Choice Hotels International, Inc. (NYSE: CHH) (the “Company” or “Choice”), today called upon the board of directors of Wyndham Hotels & Resorts, Inc. (NYSE: WH) (“Wyndham”) to engage in good faith discussions so that shareholders of both companies can benefit from the compelling combination.
Patrick Pacious, President and Chief Executive Officer of Choice, said, “We appreciate the positive feedback we have received since first making our proposal public, particularly the support from both companies’ shareholders and franchisees. Through our conversations with these stakeholders, we are encouraged by their clear understanding of the natural fit of the two businesses and belief in the combined company’s ability to drive greater shareholder returns, franchisee profitability, and strategic benefits. They, and others, share our perspective that a transaction is pro-competitive, has a clear path to completion, and creates a combined company with a strong free cash flow profile to support both rapid deleveraging and investments for growth.”
Mr. Pacious continued, “We respect Wyndham’s desire to achieve the best outcome for its shareholders, but that can’t happen if Wyndham unilaterally ends our discussions. Both companies’ shareholders have expressed to us their understanding of the tremendous value this combination could deliver. As recently as a few weeks ago, Wyndham prepared a critical information request list, on which both parties broadly aligned, to help Choice and Wyndham close any remaining value gaps. Wyndham then disengaged before any information was exchanged. We therefore strongly urge Wyndham to return to the discussions. Choice is ready to move expeditiously to negotiate binding terms, including mechanisms to provide market standard protections for Wyndham shareholders.”
Choice Management’s Track Record of Value Creation
The compelling proposal of $90.00 per share represents a 14.9x multiple of Wyndham’s consensus 2023 EBITDA estimates, a forward multiple that Wyndham has never achieved absent COVID disruptions. Furthermore, the consideration mix would allow Wyndham shareholders to both realize immediate value creation and share in the significant upside potential of the combined company. The $150 million synergy opportunity alone is expected to translate into more than $2 billion in shareholder value creation.
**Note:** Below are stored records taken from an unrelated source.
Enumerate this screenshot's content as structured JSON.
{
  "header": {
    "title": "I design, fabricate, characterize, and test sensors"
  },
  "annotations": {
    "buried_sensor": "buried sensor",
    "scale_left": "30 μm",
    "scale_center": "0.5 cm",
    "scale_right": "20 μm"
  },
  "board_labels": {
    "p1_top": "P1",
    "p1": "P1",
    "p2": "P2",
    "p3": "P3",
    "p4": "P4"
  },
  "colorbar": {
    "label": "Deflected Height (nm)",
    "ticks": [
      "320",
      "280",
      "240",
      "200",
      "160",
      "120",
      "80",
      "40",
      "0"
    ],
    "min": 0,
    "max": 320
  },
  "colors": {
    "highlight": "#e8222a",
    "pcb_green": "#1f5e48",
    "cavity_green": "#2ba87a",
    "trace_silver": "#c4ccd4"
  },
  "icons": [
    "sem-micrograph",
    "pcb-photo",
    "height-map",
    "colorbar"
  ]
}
The Choice management team has a strong history of shareholder value creation through organic growth and acquisitions. Since 2017, the Choice management team has delivered market-leading revenue and Adjusted EBITDA growth CAGR of approximately 10% and successfully integrated the Radisson and WoodSpring Suites acquisitions. Additionally, the Choice management team has driven strong stock price performance compared to Wyndham’s performance since its spin-off in 2018, generating three times the value for its shareholders. Choice’s stock has historically traded at a higher multiple of approximately three turns compared to Wyndham, which would allow Wyndham shareholders to participate in incremental value creation following the completion of the transaction. From 2019 to 2022, Choice’s unique strategy generated Adjusted EBITDA growth of 28% compared to Wyndham’s 6%.
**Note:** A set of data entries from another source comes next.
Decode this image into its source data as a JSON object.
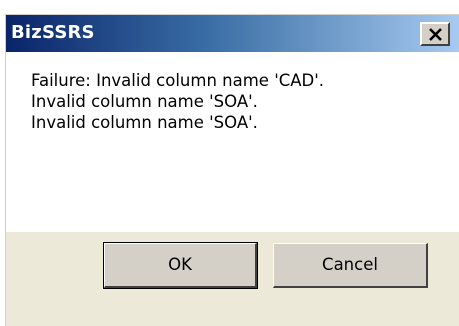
{
  "window": {
    "title": "BizSSRS"
  },
  "message": {
    "lines": [
      "Failure: Invalid column name 'CAD'.",
      "Invalid column name 'SOA'.",
      "Invalid column name 'SOA'."
    ]
  },
  "buttons": {
    "ok_label": "OK",
    "cancel_label": "Cancel"
  },
  "icons": {
    "close": "close-icon"
  },
  "colors": {
    "titlebar_start": "#0a246a",
    "titlebar_end": "#a6caf0",
    "dialog_face": "#ece9d8",
    "button_face": "#d4d0c8"
  }
}
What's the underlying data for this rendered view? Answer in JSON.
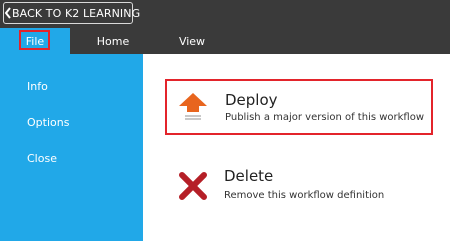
{
  "header": {
    "back_label": "BACK TO K2 LEARNING"
  },
  "tabs": [
    {
      "label": "File"
    },
    {
      "label": "Home"
    },
    {
      "label": "View"
    }
  ],
  "sidebar": {
    "items": [
      {
        "label": "Info"
      },
      {
        "label": "Options"
      },
      {
        "label": "Close"
      }
    ]
  },
  "actions": {
    "deploy": {
      "title": "Deploy",
      "description": "Publish a major version of this workflow",
      "icon": "deploy-upload-arrow-icon"
    },
    "delete": {
      "title": "Delete",
      "description": "Remove this workflow definition",
      "icon": "delete-x-icon"
    }
  },
  "colors": {
    "accent": "#21a8e8",
    "dark_bar": "#3a3a3a",
    "highlight": "#e3242b",
    "deploy_arrow": "#e8651e",
    "delete_x": "#b51f27"
  }
}
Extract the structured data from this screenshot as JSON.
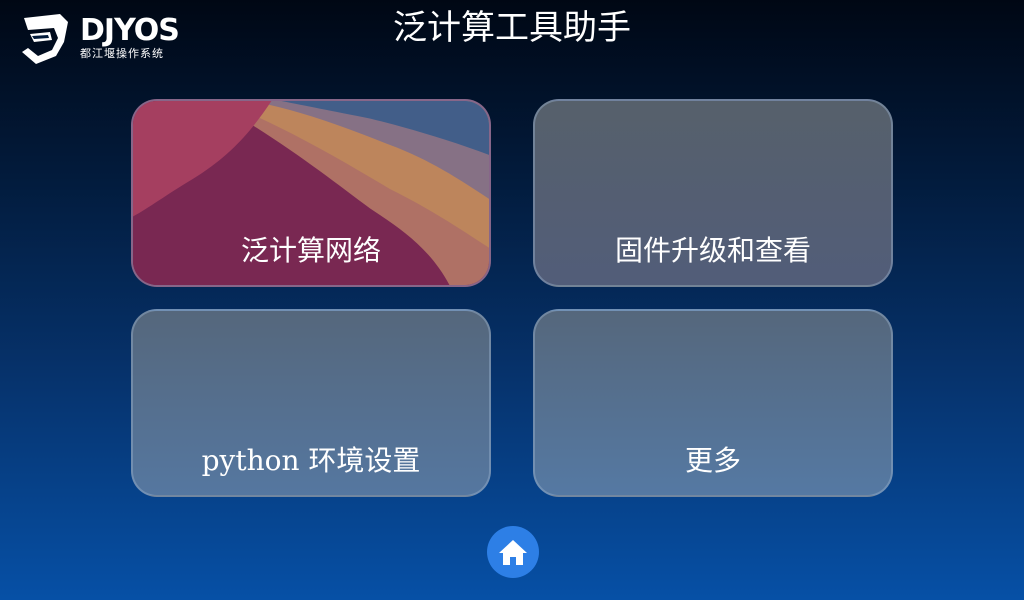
{
  "logo": {
    "wordmark": "DJYOS",
    "tagline": "都江堰操作系统"
  },
  "header": {
    "title": "泛计算工具助手"
  },
  "tiles": [
    {
      "label": "泛计算网络"
    },
    {
      "label": "固件升级和查看"
    },
    {
      "label": "python 环境设置"
    },
    {
      "label": "更多"
    }
  ],
  "nav": {
    "home_icon": "home-icon"
  },
  "colors": {
    "accent": "#2d7fe6",
    "background_top": "#000714",
    "background_bottom": "#0650a6"
  }
}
Choice believes its existing offer rewards Wyndham shareholders well in excess of the present value that could be achieved through a rational Wyndham standalone plan.
Transaction is Pro-Competitive and has a Clear Path to Completion
The combined company would enhance competition against larger industry participants with strong balance sheets and an established market presence across multiple segments. Many of these competitors have launched brands focused on the Economy and Midscale segments and are actively marketing to hotel owners in those segments. Large, branded alternatives for hotel owners and guests are already present across the Economy and Midscale segments, including Best Western, Extended Stay America, G6 (Motel 6), Oyo, Red Roof Inn, and Sonesta, which would continue to provide multiple options to both current franchisees or hotel owners considering adopting a brand. Many hotel owners choose to be independent and in fact, independent hotels comprise nearly two-thirds of the Economy segment and close to 40% of the Midscale segment.
Significantly, unlike businesses with centralized pricing, all Choice and Wyndham hotel franchisees have complete autonomy to set their own prices. This consumer-friendly, pro-competitive structure would continue following transaction close. Franchisees, most of whom are small business entrepreneurs, are expected to receive significant benefits from the expanded system size and synergies that a Choice-Wyndham combination would provide. The proposed transaction is expected to lower franchisee costs by increasing direct bookings and create a rewards program on par with the top two global hotel rewards programs. Reducing reliance on third-party distribution channels and increasing rewards member guests has been a proven formula for improving hotel profitability. For these reasons, we were not surprised that many of our and Wyndham’s franchisees have expressed their support for the proposed transaction.
Strong Pro Forma Financial Profile of Combined Company
The proposed transaction combines two complementary hotel franchising companies, accelerating opportunities for sustained long-term growth. The combined company’s asset-light franchising model generates durable and predictable free cash flow that provides financial strength and stability for stakeholders. The combined company’s significant Adjusted EBITDA margin expansion and high free cash flow is expected to support pro-competitive growth investments. On a pro forma synergized basis, the combined company is expected to generate pro forma free cash flow of approximately $1 billion in 2024, which would enable the combined company to rapidly reduce leverage while investing for growth.